We have studied the features of synchronous behavior in a two-population network with a heterogeneous character of interactions, either by the rule of coupling adaptation or by the rate of their adaptation. It is apparent that in both cases, the introduction of heterogeneity of interactions leads to the emergence of new modes of collective behavior. In particular, the introduction of heterogeneity according to the communication adaptation rule leads to the loss of stability of one of the two main types of synchronous behavior (splay type) in a homogeneous adaptive network. Instead of splay states, a family of one-frequency cluster modes appears, which coexist in a wide range of parameter values that control the adaptation rules. These cluster states differ in the number, size and relative phase shifts of clusters formed in populations. The appearance of a region of high multistability, along with the destruction of splay states in the vicinity of the homogeneous case, is the reason for the emergence of transient synchronous behavior in the form of the circulant clusters described in [35]. In such states, each population contains a pair of antiphase clusters whose size and composition slowly change over time as result of successive transitions of oscillators between clusters.

Another type of transitive synchronous behavior, which we refer to as pulsating clusters, was discovered when implementing the corresponding scheme of heterogeneity in the rate of coupling adaptation. This behavior could be observed in the case when the couplings between the oscillators of different populations changed faster than when within individual populations. The mode of pulsating clusters represents a sequential alternation of stages of synchronous and asynchronous network behavior.

The implementation of heterogeneity both in type and in the rate of change of adaptive couplings retains the possibility of the existence of transient clusters observed in the presence of only one of the heterogeneity factors and also leads to the appearance of transient synchronous states that have features of both circulant and pulsating clusters. This type of transient behavior is a cyclic sequential alternation of several stages of the evolution of the synchronous behavior of the network and a short interval of complete desynchronization of the oscillators. The stages of synchronous behavior include circulant rearrangements of clusters in populations, i.e., transitions of oscillators between clusters occurring in a certain direction and sequence.

In conclusion, we note that the presented results expand the understanding of the diversity of dynamic behavior and the mechanisms of its occurrence in adaptive networks. The results obtained in the framework of a fairly simple network model show that the heterogeneous adaptation can be one of the mechanisms underlying the formation of coherent metastable states.

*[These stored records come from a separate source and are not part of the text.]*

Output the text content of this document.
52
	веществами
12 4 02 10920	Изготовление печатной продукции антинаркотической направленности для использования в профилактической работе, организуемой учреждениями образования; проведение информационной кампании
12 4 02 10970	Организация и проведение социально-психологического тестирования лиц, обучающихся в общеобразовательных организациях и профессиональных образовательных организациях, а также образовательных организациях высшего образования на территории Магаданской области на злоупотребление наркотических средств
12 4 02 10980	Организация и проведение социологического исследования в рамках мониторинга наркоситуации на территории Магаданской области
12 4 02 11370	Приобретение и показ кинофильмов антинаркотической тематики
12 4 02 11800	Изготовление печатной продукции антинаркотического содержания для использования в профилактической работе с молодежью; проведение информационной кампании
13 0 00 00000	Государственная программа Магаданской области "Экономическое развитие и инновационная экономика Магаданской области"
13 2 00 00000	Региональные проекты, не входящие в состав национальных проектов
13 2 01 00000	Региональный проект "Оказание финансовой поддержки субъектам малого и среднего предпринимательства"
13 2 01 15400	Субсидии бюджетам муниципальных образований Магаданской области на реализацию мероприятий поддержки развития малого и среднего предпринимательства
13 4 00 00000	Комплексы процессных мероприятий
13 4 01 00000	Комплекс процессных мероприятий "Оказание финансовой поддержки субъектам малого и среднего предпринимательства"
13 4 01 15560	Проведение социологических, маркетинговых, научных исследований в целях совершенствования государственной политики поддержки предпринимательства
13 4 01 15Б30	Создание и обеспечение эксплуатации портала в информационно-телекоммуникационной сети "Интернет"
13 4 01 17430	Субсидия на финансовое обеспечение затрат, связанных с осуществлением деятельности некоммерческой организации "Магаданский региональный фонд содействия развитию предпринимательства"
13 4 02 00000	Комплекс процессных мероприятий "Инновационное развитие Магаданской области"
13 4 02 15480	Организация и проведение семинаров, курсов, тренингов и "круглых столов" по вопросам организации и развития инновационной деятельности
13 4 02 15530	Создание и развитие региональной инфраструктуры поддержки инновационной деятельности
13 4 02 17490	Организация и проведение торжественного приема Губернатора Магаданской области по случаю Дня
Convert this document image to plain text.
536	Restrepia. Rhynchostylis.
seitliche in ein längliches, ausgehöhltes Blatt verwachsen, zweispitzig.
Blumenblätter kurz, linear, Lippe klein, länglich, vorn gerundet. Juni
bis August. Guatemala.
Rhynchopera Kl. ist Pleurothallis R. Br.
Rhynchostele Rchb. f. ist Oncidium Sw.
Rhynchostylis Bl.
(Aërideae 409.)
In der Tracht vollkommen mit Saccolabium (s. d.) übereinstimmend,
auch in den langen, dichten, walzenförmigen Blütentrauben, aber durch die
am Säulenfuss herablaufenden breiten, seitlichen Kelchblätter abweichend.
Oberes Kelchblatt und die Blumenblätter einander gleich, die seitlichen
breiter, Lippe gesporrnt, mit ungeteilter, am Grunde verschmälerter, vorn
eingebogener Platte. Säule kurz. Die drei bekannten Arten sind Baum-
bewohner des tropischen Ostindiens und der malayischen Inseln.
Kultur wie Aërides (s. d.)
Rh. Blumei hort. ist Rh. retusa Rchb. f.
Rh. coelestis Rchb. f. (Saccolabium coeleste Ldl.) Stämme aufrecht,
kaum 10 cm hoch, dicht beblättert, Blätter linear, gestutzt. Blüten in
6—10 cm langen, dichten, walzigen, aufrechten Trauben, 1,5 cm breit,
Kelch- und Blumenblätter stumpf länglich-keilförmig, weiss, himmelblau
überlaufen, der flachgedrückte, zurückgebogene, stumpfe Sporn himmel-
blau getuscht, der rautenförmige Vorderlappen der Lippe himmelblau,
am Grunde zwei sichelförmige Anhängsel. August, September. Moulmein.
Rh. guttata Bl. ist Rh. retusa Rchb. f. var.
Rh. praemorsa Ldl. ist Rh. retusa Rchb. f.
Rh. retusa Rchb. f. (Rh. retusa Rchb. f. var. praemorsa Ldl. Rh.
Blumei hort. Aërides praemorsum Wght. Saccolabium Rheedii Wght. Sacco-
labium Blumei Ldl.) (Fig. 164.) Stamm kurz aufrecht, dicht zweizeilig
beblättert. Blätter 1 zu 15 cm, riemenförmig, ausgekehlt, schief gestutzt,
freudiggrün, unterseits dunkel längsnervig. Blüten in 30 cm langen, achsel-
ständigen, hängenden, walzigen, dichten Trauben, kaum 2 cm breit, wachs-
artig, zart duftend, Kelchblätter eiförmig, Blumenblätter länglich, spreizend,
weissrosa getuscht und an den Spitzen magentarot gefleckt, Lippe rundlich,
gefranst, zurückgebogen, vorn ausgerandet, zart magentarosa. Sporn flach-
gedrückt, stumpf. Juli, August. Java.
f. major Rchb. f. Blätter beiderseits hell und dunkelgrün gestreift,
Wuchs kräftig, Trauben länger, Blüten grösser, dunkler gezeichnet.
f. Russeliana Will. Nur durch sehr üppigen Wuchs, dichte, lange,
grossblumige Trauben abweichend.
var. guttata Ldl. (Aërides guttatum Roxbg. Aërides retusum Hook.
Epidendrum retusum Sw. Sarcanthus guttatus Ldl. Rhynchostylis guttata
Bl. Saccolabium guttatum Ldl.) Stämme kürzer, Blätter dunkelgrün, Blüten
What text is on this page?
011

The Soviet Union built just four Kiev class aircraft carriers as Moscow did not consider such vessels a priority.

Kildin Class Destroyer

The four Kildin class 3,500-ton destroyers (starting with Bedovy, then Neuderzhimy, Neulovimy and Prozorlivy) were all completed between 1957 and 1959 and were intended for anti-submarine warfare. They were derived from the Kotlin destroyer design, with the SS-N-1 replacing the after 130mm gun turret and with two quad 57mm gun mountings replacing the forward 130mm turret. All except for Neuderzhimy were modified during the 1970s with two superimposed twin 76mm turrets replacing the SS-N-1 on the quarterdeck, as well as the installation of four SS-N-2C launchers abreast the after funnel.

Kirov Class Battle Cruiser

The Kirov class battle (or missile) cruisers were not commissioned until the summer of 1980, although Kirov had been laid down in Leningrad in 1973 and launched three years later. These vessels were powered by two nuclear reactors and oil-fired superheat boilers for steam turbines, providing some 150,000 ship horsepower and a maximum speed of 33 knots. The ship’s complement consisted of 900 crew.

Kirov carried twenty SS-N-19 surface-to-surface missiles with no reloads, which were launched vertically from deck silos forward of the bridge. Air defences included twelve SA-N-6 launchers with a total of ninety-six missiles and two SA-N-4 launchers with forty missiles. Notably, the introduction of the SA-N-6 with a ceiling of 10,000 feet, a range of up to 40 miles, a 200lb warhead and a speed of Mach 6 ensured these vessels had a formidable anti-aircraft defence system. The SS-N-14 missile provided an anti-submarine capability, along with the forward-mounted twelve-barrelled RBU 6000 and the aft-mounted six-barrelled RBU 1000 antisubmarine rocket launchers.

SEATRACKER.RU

Such states are important, for example, in neural networks. Neurophysiological experiments [42,43,44] show that the dynamics of brain neural networks is dominated by processes characterized by the appearance of short-term patterns of synchronous activity and spontaneous transitions between them, observed even in the absence of external influence. Understanding the principles of the formation and evolution of such coherent metastable states is important since they underlie the functioning of brain neural networks associated with the performance of cognitive functions.